Among the 14,298 training samples containing PPG data, 7,157 samples were obtained during the post-DCC period. The PAC indicator estimated 2,132 out of 7,157 post-DCC samples (29.79%) had PACs. The diagnostic accuracy of AF vs. SR was 99.3% vs. 95.9% in 1D-CNN and 98.3% vs. 96.0% in RNN methods. The area under receiver operating characteristic curves of the two DL classifiers was 0.998 (95% confidence interval (CI) 0.995-1.000) for 1D-CNN and 0.996 (95% CI 0.993-0.998) for RNN, which were significantly higher than other AF detectors (P < .001).
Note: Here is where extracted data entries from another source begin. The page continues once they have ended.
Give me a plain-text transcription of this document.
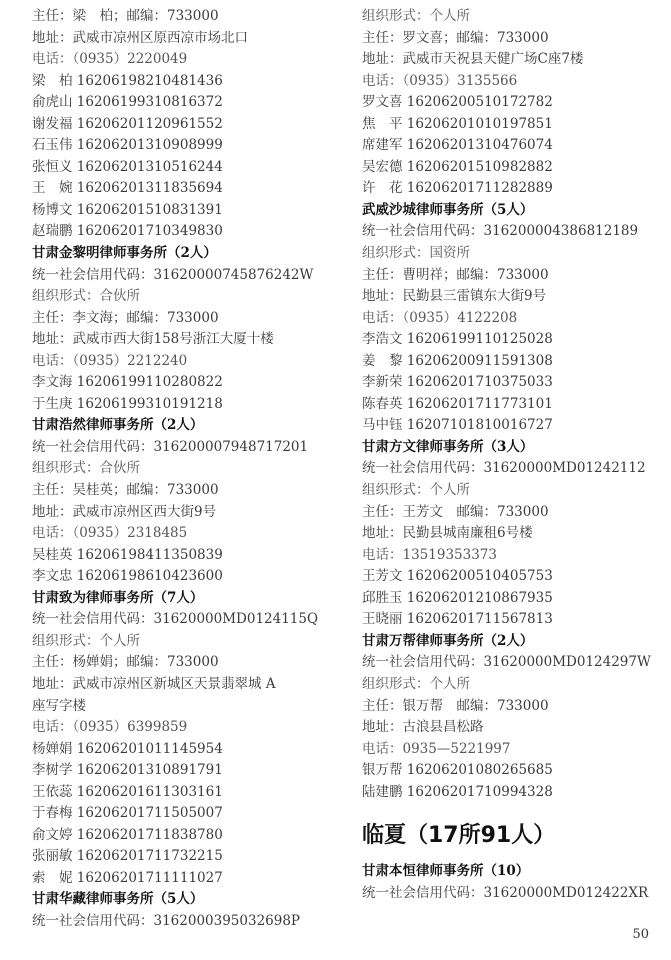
主任：梁　柏；邮编：733000
地址：武威市凉州区原西凉市场北口
电话：（0935）2220049
梁　柏 16206198210481436
俞虎山 16206199310816372
谢发福 16206201120961552
石玉伟 16206201310908999
张恒义 16206201310516244
王　婉 16206201311835694
杨博文 16206201510831391
赵瑞鹏 16206201710349830
甘肃金黎明律师事务所（2人）
统一社会信用代码：31620000745876242W
组织形式：合伙所
主任：李文海；邮编：733000
地址：武威市西大街158号浙江大厦十楼
电话：（0935）2212240
李文海 16206199110280822
于生庚 16206199310191218
甘肃浩然律师事务所（2人）
统一社会信用代码：316200007948717201
组织形式：合伙所
主任：吴桂英；邮编：733000
地址：武威市凉州区西大街9号
电话：（0935）2318485
吴桂英 16206198411350839
李文忠 16206198610423600
甘肃致为律师事务所（7人）
统一社会信用代码：31620000MD0124115Q
组织形式：个人所
主任：杨婵娟；邮编：733000
地址：武威市凉州区新城区天景翡翠城 A
座写字楼
电话：（0935）6399859
杨婵娟 16206201011145954
李树学 16206201310891791
王依蕊 16206201611303161
于春梅 16206201711505007
俞文婷 16206201711838780
张丽敏 16206201711732215
索　妮 16206201711111027
甘肃华藏律师事务所（5人）
统一社会信用代码：3162000395032698P
组织形式：个人所
主任：罗文喜；邮编：733000
地址：武威市天祝县天健广场C座7楼
电话：（0935）3135566
罗文喜 16206200510172782
焦　平 16206201010197851
席建军 16206201310476074
吴宏德 16206201510982882
许　花 16206201711282889
武威沙城律师事务所（5人）
统一社会信用代码：316200004386812189
组织形式：国资所
主任：曹明祥；邮编：733000
地址：民勤县三雷镇东大街9号
电话：（0935）4122208
李浩文 16206199110125028
姜　黎 16206200911591308
李新荣 16206201710375033
陈春英 16206201711773101
马中钰 16207101810016727
甘肃方文律师事务所（3人）
统一社会信用代码：31620000MD01242112
组织形式：个人所
主任：王芳文　邮编：733000
地址：民勤县城南廉租6号楼
电话：13519353373
王芳文 16206200510405753
邱胜玉 16206201210867935
王晓丽 16206201711567813
甘肃万帮律师事务所（2人）
统一社会信用代码：31620000MD0124297W
组织形式：个人所
主任：银万帮　邮编：733000
地址：古浪县昌松路
电话：0935—5221997
银万帮 16206201080265685
陆建鹏 16206201710994328
临夏（17所91人）
甘肃本恒律师事务所（10）
统一社会信用代码：31620000MD012422XR
50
If we assumed that the dataset could emulate a sufficient number of patients in training, both DL classifiers could still correctly diagnose AF even when the PAC burden was >20% (91.1% and 91.5% for 1D-CNN and RNN, respectively). The average CLs for true vs. false classification were 98.6% vs. 80.5 % for 1D-CNN and 98.3% vs. 82.4% for RNN (P < .001 for all cases).

Conclusions:

New DL classifiers could detect AF using PPG monitoring signals with high diagnostic accuracy even with frequent PACs and could outperform previously developed AF detectors. Although diagnostic performance decreased as the burden of PACs increased, performance improved when samples from more patients were trained. Moreover, the reliability of the diagnosis could be indicated by the CL. Wearable devices sensing PPG signals and DL classifiers should be validated as tools to screen for AF.